Mechanical and electronic properties of van der Waals layered hcp PdH(2)

Mechanical and electronic properties of palladium dihydrides (PdH(2)) as a function of pressure were studied by ab initio calculations based on density functional theory (DFT). The ab initio random structure searching technique was employed for screening potential PdH(2) crystal structures under high pressure. A hexagonal close packed (hcp) phase of PdH(2) with space group P6(3)mc was reported. The structure geometry and elastic constants were calculated as a function of pressure. It was found that H atoms are in the interstitial position of Pd atoms layer at 0 GPa. There is an electronic topology transition of hcp PdH(2) at 15 GPa. When pressure exceeds above 15 GPa, one hydrogen atom occupies the tetrahedral site and another hydrogen atom locates in the interstitial position. When the c/a ratio is between 1.765 to 1.875, the hcp PdH(2) is mechanically stable, and the Pd-H(2b) bond is the major factor that limits the mechanical stability. The elastic constant C(44) is the first one that cannot satisfy the mechanical stability criteria under pressure.
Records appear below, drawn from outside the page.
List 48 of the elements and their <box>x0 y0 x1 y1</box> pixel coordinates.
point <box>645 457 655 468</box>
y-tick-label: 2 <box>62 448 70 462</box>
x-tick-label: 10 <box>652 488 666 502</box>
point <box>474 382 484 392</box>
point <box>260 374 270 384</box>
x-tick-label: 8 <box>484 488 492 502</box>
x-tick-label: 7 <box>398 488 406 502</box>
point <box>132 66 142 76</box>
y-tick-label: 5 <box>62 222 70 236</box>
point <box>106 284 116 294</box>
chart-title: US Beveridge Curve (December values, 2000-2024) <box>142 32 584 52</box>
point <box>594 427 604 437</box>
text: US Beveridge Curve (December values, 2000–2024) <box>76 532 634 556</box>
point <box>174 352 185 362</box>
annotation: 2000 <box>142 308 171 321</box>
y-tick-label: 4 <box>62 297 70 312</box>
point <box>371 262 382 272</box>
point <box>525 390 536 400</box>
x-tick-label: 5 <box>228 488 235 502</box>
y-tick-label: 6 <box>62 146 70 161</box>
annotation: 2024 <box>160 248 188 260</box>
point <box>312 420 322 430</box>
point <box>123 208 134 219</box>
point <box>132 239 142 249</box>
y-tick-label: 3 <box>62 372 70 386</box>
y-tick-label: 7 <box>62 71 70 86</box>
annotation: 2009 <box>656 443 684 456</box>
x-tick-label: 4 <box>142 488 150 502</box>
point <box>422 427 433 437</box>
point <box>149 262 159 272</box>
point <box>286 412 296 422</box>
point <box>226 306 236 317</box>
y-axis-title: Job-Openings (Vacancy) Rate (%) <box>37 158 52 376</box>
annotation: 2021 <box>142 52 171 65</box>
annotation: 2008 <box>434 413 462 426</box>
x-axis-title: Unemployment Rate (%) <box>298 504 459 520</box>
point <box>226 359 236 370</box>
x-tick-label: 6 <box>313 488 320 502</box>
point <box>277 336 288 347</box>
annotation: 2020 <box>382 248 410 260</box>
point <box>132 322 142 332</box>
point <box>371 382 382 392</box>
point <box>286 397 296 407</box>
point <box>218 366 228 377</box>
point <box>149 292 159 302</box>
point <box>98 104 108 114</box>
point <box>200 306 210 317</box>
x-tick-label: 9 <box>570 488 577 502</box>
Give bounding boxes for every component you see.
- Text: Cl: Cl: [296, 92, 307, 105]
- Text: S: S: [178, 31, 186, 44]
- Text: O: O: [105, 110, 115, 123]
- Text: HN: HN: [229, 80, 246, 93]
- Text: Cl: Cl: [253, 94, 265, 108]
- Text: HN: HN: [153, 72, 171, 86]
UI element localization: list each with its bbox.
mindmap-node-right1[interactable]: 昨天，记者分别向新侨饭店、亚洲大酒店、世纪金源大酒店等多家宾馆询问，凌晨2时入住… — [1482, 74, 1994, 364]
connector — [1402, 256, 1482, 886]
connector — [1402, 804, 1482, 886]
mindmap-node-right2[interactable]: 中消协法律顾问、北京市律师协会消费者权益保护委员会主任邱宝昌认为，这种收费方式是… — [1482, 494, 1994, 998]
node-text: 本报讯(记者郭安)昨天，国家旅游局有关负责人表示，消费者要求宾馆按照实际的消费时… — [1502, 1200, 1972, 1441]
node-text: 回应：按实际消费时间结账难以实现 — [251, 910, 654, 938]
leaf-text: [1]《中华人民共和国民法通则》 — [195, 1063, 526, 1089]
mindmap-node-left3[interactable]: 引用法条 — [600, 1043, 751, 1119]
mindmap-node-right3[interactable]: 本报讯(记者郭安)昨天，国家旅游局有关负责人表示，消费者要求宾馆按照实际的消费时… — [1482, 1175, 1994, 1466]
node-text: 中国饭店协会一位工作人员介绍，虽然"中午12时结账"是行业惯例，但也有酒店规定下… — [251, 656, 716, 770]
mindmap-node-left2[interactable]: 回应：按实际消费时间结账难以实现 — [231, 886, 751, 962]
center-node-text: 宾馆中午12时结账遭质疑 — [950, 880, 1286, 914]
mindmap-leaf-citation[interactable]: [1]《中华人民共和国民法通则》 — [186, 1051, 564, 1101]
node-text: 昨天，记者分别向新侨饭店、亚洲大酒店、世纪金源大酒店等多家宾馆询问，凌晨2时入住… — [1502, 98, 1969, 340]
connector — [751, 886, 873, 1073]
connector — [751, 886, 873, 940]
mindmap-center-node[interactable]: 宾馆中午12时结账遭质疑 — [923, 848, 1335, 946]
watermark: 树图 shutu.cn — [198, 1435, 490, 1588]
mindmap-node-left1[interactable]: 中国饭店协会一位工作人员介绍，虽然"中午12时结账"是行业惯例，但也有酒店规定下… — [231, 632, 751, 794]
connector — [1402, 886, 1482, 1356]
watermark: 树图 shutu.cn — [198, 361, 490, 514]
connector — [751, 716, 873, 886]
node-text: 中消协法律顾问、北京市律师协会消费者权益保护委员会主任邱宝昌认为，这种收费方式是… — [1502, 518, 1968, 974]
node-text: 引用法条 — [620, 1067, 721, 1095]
The anisotropy parameters are far from 1(one) shows that the hcp PdH(2) is a highly anisotropic structure. The electronic structure study indicates that the bonding force between Pd and H atoms along the z-axis direction increases with the increasing pressure. Also, the phonon dispersion study shows that PdH(2) is dynamic stability under pressure. The results suggest that hcp PdH(2) can be metastable in van der Waals layered structure.